As part of the Full Disclosure policy analysis series, Blease Research surveys leading variable and variable universal life upper market insurers twice per year.
The charts in this report are an excerpt of our latest findings on products for sale in April, as well as those released on May 1, when many variable products’ prospectuses are released.
Full Disclosures findings reveal that even amid a slowdown in sales at many companies due to fallout from declining equity subaccount returns, insurers are busily adding new policies to differentiate themselves from others in the market.
These excerpts of illustrated values are designed to show how companies are illustrating their products in the marketplace, and provide an overview of the specific strengths each brings to market.
Variable life illustrated values (the majority in this report are built on a universal life chassis) are based on a Male Age 40 paying a $3,000 annual premium and a $250,000 policy. If our specified premium of $3,000 is too low to illustrate the policy for this age and face amount, the policies are blended with term insurance, if available. The class specified is best nonsmoker as long as the class represents at least 15% of the contract issued of each policy.
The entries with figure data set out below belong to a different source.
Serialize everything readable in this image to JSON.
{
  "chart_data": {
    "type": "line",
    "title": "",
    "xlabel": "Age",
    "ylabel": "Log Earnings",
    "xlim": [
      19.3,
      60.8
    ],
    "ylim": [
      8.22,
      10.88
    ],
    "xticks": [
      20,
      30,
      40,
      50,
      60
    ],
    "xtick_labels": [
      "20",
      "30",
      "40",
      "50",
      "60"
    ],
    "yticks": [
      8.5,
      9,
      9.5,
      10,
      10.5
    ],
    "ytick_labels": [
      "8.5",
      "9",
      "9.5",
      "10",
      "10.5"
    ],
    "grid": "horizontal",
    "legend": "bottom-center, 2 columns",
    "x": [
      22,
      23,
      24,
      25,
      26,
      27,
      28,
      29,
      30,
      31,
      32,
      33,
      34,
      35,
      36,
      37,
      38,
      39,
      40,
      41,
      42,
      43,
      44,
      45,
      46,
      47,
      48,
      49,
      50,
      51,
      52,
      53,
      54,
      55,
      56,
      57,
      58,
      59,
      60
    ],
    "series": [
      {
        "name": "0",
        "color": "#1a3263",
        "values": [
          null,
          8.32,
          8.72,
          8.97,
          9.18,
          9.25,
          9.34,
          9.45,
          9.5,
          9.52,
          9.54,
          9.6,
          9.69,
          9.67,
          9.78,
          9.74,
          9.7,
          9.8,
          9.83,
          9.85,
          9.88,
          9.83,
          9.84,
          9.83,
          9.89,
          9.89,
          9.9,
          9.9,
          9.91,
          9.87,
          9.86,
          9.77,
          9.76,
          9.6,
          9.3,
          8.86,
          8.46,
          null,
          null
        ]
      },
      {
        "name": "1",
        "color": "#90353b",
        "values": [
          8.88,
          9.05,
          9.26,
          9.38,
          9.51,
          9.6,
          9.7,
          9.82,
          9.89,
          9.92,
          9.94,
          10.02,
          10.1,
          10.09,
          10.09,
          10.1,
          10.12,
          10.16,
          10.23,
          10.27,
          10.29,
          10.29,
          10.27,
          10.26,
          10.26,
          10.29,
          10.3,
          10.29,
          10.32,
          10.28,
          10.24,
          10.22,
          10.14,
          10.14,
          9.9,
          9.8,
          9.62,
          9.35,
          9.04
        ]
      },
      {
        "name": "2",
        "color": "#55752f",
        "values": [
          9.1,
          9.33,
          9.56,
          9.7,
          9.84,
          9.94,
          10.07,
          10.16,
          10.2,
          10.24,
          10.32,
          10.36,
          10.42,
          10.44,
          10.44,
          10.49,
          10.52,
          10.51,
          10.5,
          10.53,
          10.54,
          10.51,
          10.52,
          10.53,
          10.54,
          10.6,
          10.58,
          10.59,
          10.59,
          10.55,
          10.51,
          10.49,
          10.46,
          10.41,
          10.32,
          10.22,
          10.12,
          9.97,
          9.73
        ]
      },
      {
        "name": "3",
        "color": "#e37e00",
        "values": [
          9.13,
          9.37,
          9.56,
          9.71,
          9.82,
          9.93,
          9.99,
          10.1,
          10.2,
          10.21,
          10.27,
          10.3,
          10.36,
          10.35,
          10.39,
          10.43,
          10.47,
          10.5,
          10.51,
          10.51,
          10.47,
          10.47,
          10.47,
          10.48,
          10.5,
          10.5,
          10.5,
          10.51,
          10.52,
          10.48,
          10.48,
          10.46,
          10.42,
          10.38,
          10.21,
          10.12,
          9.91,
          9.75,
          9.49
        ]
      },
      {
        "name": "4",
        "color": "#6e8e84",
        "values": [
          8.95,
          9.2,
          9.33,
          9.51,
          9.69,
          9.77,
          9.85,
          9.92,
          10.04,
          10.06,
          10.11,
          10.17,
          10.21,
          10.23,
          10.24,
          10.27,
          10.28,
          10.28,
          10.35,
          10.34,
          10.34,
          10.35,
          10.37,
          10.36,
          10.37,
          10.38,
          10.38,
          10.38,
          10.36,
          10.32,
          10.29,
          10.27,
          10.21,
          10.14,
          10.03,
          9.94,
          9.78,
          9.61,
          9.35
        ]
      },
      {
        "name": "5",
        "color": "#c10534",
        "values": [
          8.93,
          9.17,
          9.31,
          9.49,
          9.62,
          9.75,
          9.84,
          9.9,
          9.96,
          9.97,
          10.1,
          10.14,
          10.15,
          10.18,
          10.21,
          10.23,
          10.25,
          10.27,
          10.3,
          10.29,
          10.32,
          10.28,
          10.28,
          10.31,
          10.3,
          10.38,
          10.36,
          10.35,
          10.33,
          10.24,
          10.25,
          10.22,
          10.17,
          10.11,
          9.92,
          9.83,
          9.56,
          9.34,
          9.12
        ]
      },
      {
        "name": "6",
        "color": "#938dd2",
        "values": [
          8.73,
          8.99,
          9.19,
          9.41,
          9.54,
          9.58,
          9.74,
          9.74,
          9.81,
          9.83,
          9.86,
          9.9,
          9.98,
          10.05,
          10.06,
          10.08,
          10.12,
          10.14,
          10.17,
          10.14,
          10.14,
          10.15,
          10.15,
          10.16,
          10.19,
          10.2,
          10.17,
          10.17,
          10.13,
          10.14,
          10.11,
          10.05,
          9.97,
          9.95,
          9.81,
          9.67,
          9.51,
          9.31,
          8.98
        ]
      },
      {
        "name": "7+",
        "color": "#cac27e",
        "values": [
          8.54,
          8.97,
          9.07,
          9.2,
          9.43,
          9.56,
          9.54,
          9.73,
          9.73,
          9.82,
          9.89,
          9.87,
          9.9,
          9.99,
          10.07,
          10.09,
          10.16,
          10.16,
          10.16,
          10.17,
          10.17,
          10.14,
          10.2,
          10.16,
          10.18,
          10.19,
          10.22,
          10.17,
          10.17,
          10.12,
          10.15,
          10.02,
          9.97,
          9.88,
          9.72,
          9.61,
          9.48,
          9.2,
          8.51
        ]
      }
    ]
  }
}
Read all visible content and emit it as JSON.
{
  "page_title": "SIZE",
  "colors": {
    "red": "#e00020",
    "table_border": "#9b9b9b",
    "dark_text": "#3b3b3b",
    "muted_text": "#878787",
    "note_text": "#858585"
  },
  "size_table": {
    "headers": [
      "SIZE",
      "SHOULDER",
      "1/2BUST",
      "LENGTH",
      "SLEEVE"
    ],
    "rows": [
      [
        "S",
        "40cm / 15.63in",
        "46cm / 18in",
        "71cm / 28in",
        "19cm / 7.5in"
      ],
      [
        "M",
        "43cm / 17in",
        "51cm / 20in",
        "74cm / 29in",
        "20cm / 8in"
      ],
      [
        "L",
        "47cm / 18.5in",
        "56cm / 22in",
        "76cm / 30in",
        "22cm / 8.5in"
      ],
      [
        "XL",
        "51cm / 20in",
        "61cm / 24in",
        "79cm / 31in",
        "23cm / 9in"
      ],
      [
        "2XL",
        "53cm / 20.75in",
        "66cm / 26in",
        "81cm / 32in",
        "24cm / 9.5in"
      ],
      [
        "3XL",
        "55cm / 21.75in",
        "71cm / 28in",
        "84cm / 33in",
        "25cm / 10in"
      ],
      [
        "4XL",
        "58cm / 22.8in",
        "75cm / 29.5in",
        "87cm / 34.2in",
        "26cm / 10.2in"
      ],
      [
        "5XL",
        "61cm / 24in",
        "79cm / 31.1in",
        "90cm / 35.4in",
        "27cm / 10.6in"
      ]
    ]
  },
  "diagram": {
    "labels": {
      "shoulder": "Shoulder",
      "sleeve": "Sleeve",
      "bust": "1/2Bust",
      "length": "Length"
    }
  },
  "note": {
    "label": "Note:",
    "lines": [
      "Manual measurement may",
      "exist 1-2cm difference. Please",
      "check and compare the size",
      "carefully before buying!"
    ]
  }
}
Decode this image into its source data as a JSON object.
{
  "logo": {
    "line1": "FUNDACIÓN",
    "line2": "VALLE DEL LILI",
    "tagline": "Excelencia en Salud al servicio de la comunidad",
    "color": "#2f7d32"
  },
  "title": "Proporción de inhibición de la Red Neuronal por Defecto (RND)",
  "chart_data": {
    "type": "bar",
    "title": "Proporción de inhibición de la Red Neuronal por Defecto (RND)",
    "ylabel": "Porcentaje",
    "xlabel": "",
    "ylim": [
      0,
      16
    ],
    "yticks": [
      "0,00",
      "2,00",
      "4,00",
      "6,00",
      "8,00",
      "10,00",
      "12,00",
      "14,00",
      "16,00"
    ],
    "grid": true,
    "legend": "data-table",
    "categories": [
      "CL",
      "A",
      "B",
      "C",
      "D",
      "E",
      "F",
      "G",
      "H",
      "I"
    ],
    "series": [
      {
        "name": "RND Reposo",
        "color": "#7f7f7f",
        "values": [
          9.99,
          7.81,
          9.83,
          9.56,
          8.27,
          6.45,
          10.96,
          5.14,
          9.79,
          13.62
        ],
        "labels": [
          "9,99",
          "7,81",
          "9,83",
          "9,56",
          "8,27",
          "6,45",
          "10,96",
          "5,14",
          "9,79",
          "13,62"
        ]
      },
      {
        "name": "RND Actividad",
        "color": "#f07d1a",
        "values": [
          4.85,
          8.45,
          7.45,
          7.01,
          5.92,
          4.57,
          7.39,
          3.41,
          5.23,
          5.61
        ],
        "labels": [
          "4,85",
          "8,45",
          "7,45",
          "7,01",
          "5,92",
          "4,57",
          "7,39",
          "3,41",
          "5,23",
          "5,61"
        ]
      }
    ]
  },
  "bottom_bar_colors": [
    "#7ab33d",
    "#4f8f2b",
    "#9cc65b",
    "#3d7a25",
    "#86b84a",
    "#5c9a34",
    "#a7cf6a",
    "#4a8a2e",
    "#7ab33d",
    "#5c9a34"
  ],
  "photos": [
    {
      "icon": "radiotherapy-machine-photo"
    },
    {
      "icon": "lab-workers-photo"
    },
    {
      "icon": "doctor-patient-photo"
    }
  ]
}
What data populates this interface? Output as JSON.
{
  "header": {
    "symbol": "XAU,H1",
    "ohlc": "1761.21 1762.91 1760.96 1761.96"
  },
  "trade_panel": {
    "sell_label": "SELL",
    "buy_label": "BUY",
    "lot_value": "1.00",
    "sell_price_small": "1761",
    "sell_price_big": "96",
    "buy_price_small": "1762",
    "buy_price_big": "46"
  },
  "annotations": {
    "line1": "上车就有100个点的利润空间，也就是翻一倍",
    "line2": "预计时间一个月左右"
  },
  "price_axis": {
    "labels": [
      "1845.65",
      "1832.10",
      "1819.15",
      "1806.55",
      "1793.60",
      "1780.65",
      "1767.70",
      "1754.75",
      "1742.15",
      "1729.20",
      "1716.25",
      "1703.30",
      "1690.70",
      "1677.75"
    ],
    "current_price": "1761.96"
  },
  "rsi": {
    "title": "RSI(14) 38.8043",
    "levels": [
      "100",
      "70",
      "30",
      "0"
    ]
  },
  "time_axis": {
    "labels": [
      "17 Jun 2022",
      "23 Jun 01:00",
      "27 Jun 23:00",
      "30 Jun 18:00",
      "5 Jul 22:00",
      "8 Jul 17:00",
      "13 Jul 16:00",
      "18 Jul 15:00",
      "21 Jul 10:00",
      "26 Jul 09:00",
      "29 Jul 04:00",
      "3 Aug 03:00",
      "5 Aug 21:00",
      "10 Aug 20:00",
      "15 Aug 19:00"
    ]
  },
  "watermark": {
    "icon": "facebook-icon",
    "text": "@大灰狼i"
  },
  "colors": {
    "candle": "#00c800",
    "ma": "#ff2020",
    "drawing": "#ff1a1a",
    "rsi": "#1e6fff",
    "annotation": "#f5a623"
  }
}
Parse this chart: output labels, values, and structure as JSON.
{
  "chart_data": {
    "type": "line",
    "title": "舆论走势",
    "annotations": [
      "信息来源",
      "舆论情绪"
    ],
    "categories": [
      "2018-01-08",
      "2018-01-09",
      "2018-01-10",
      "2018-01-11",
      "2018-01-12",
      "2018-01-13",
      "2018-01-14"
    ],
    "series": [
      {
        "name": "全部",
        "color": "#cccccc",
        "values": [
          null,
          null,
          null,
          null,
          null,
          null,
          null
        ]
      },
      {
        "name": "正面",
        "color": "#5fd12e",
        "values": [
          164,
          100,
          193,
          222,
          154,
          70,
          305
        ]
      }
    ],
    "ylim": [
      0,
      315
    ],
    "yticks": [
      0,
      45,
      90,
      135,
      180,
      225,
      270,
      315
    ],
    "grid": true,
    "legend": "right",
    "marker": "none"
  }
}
Companies were asked to employ a 10% gross crediting rate that is then net of average fund expenses. Not all companies use the same averaging method. Some use a regular arithmetic average and others weight the average according to assets allocated to the various investment options available under each policy.
The death benefit type is level; however, a column is included with a true increasing death benefit for each policy.
Internal rates of return (IRRs) indicate which products are designed to be more efficient in producing cash values or death benefits, or are an all-around solution. The IRR can be applied to cash values as well as death benefits, and we have chosen to measure both at a policy duration of 30 years.